Il modello della perseveranza (che scaturisce o quanto meno è strettamente connesso con un approccio organizzativo strutturato) costituisce la risposta a queste difficoltà. Le insegnanti avviano il percorso educativo e didattico con il primo anno della scuola primaria, creano le condizioni per lavorare bene insieme, tra docenti e con gli alunni, per i successivi cinque anni. Quindi competenze come organizzazione, cooperazione, energia, creatività sono sia osservabili come «eventi» in un momento del tempo, sia osservabili (o ricostruibili narrativamente) come «processi» nel loro farsi e disfarsi diacronico.

7. Conclusioni

In un territorio difficile e deprivato il posto della scuola è di particolare rilievo: essa può rappresentare simbolicamente uno strumento equitativo anche quando le condizioni di partenza sono svantaggiate, ma può anche costituire un’opportunità concreta di realizzare un’esperienza che è al contempo didattica, educativa e umana.
La classe osservata presenta in quest’ottica multidimensionale molti fattori di positività, sia nelle relazioni educative sia nelle interazioni tra pari (tra alunni e tra insegnanti). Il metodo didattico delle insegnanti, il clima di classe e il sistema normativo progressivamente acquisito e stabilizzato producono un ambiente idoneo alla cooperazione tra bambini, che diventa il vero punto di forza della classe. I punti maggiormente critici vanno ravvisati nella mancanza di autonomia dei bambini, e nella debole resistenza allo stress da parte dei singoli bambini in assenza del gruppo, una conseguenza questa anche del vissuto personale in contesti familiari con poche risorse e molti fattori di stress.
La qualità del corpo docente costituisce il perno attorno a cui ruota l’intera esperienza educativa: l’esperienza professionale unita a un ricco bagaglio di competenze influenza positivamente rendimenti, socialità, prospettive degli alunni, {p. 122}coerentemente con l’ipotesi che il buon insegnante fa la differenza nella sua classe.

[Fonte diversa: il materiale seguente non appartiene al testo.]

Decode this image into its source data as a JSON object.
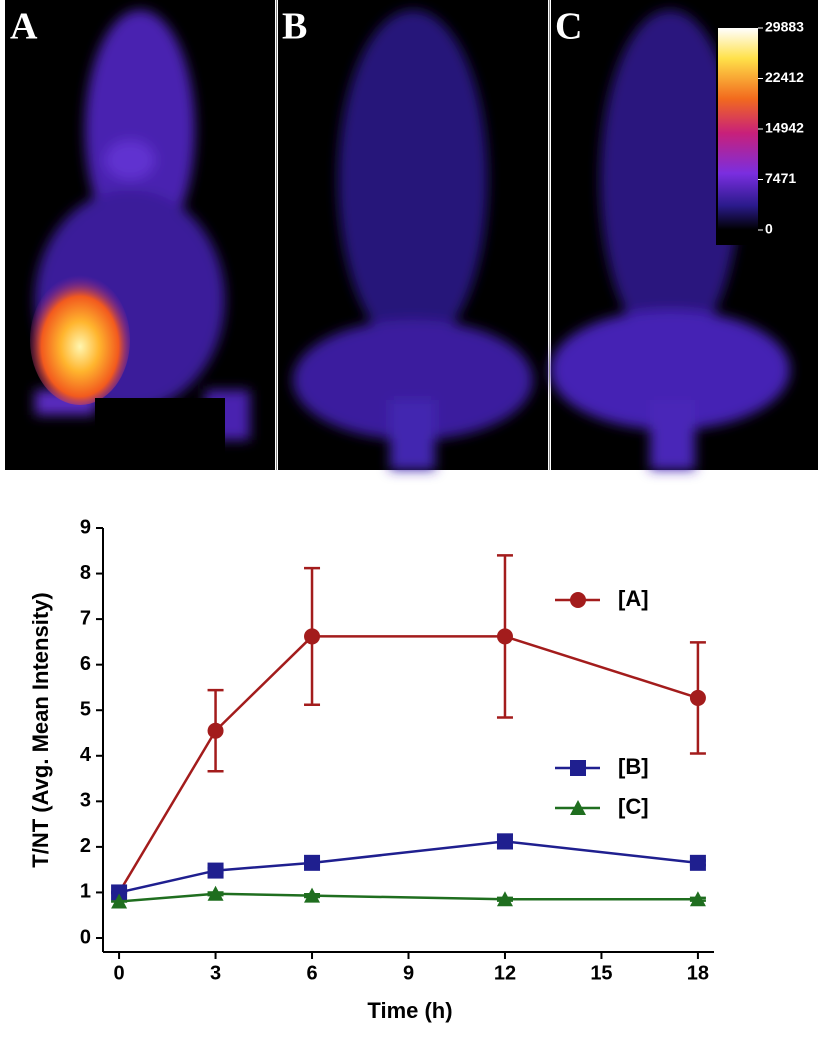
{
  "panels": {
    "labels": [
      "A",
      "B",
      "C"
    ]
  },
  "colorbar": {
    "lim": [
      0,
      29883
    ],
    "ticks": [
      29883,
      22412,
      14942,
      7471,
      0
    ]
  },
  "chart_data": {
    "type": "line",
    "x": [
      0,
      3,
      6,
      12,
      18
    ],
    "xlim": [
      -0.5,
      18.5
    ],
    "xticks": [
      0,
      3,
      6,
      9,
      12,
      15,
      18
    ],
    "ylim": [
      0,
      9
    ],
    "yticks": [
      0,
      1,
      2,
      3,
      4,
      5,
      6,
      7,
      8,
      9
    ],
    "xlabel": "Time (h)",
    "ylabel": "T/NT (Avg. Mean Intensity)",
    "legend": "right",
    "series": [
      {
        "name": "[A]",
        "color": "#a31c1c",
        "marker": "circle",
        "values": [
          1,
          4.55,
          6.62,
          6.62,
          5.27
        ],
        "errors": [
          0,
          0.89,
          1.5,
          1.78,
          1.22
        ]
      },
      {
        "name": "[B]",
        "color": "#1f1f8f",
        "marker": "square",
        "values": [
          1,
          1.48,
          1.65,
          2.12,
          1.65
        ],
        "errors": [
          0,
          0.05,
          0.05,
          0.15,
          0.05
        ]
      },
      {
        "name": "[C]",
        "color": "#1f6e1f",
        "marker": "triangle",
        "values": [
          0.8,
          0.97,
          0.93,
          0.85,
          0.85
        ],
        "errors": [
          0,
          0.03,
          0.03,
          0.03,
          0.03
        ]
      }
    ]
  }
}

Il rapporto tra le insegnanti è un ulteriore elemento di ricchezza: cooperativo anch’esso, con una forte attenzione per l’aspetto normativo che per certi versi può essere definito «vecchio stile» e poco incline all’innovazione ma altamente efficace nel contesto, sagomato ad arte su un gruppo di alunni che presentano innumerevoli fattori di criticità e che trovano nella scuola e nelle figure docenti un solido punto di riferimento educativo.